As the eminent George David Birkhoff (originator of the geometry-axiomatization approach chiefly stressed by Moise) brought out, with a collaborator, a school textbook, so also did Moise, at the very end of his long life - well after producing the university textbook which is here mainly under discussion.

I have already noted on this blog that in Prof. Birkhoff's case, the book was Basic Geometry (in a collaboration featuring as second author Ralph Beatley; as I have remarked, there is a "third edition" at Chelsea Publishing in 1959 and a year-2000 reissuing by the American Mathematical Society).

In Moise's case, we find Geometry, by Moise in a 1991 collaboration with second author Floyd L. Downs, Jr., published at Addison-Wesley.

Here, then, is an elementary treatment under Moise's imprimatur which we may suspect avoids the infelicities of the 1919 Godfrey-and-Siddons - even while not being able to probe as deeply as a university textbook, such as Moise's  Elementary Geometry from an Advanced Standpoint, can and must.


POST-POSTSCRIPT: But as for me,
"Fresh woods, and pastures new"


I have to end by confessing to forsaking university-standard geometry, at least for the time being. We must work at the most fundamental level possible, seeking to grasp concepts as deeply as our time and our nerves may allow. Alas, it seems to me that the most important thing for me to study now is not, after all, geometry!

At a deep level, we must ask, "What is a space, in the most general sense?" Here one prescinds even from questions of angles and distances, so central both in Euclidean geometry and in its non-Euclidean alternatives.

I used to wince inwardly at the mention of "topological spaces", thinking them the exclusive preserve of the scientifically eminent. But it does seem that it is topological spaces that are spaces in the most general sense. Moreover, it does now seem that topology is at the foundation of rigorous multivariate real analysis - central to astrophysics, and to the physics of radio (to cite two fields in which I want to make progress). Many of my longstanding calculus insecurities, I now feel, stem from my ignorance in the rudiments of topology.

I take as an instance the very book that has caused me unparalleled grief over the last twenty-odd years, Spivak's Calculus on Manifolds. (This is his on-all-campuses-dreaded thin second-year book, as opposed to his on-all-campuses-applauded thick first-year, merely univariate, book.) The very title says much. For what is a "manifold"? The surface of a sphere in Euclidean three-space surely counts as a manifold; so, surely, does the surface of a torus in Euclidean three-space.

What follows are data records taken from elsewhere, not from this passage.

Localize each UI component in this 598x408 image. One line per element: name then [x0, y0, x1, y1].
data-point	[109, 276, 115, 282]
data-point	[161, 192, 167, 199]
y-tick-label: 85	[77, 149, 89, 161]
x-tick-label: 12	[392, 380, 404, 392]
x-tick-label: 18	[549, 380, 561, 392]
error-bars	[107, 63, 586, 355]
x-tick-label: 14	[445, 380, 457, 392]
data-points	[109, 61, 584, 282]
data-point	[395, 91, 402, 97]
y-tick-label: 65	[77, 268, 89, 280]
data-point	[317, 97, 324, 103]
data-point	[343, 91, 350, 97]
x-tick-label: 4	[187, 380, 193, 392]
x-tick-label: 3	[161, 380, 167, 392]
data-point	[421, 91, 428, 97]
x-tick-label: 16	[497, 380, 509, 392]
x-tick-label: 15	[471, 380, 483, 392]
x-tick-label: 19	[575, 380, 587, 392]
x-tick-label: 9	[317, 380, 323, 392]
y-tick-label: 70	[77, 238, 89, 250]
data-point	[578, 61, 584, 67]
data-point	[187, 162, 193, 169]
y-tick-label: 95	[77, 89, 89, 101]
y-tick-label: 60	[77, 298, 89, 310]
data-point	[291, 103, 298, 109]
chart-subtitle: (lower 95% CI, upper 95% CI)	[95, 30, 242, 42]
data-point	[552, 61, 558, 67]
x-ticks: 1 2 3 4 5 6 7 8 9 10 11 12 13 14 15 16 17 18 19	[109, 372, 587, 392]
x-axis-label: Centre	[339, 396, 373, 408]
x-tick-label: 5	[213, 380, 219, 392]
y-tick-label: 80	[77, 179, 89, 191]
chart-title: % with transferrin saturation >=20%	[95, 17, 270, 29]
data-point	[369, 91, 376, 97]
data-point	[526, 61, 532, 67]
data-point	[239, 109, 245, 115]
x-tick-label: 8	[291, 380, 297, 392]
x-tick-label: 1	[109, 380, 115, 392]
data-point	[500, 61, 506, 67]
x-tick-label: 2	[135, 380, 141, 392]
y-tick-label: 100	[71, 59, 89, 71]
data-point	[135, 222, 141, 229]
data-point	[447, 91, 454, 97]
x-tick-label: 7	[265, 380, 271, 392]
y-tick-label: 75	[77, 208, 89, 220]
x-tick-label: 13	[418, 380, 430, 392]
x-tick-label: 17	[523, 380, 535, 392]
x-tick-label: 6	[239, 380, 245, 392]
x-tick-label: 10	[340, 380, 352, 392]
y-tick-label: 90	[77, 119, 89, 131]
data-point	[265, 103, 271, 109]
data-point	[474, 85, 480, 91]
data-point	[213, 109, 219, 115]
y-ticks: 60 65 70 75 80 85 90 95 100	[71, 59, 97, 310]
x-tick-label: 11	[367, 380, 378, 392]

I also kinda-sorta think that the (two-dimensional, locally plane-like) surface of a Klein bottle in Euclidean four-dimensional space is a manifold (even though this surface is so ill-bred, I kinda-sorta gather, as not to be an "orientable" manifold). In general, we have first to set up the concept of a manifold rigorously  - specially smooth, specially differentiation-welcoming mappings called "homeomorphisms", or "diffeomorphisms", or something, have something to do with this - and then to construct "surface integrals", "flux integrals", and the like, on objects embedded in manifolds. (Or at least - at this early point in my studies I wave my hands wildly, like any USA presidential candidate - in the case of the flux integrals building on objects embedded in manifolds which are so well-bred as to be "orientable".)

So away, for the time being, with earnest, plodding Geometry, and All Hail, for the time being, Topology.

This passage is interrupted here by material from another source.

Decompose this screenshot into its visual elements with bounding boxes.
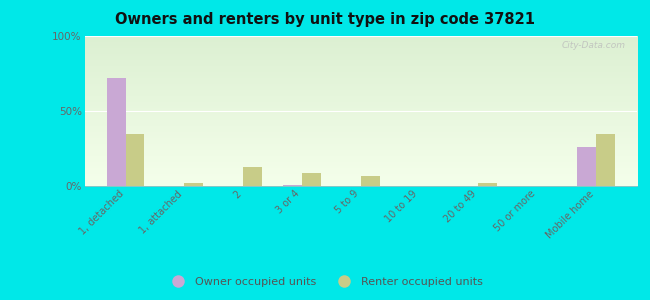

One might well say: Hail, Horror! - O Ave, horror desolatioque! o vae! But I am resolute. For while it is something of a discovery to stumble across Moise as a geometry authority, a mere glance at the Web or at the University of Toronto bookstore shelving reveals a safe, universally applauded, topology authority - the still-living James Raymond Munkres (1930-), in his second edition. Perhaps never have I seen a technical book praised so highly by its various Amazon reviewers.

As I end this six-part essay I sally forth, then, clutching my expensive-and-yet-second-hand Munkres Topology (in the second edition), while quoting Milton:


And now the Sun had stretch'd out all the hills,

And now was dropt into the Western bay;
    
At last he rose, and twitch'd his Mantle blue:
    
Tomorrow to fresh Woods, and Pastures new.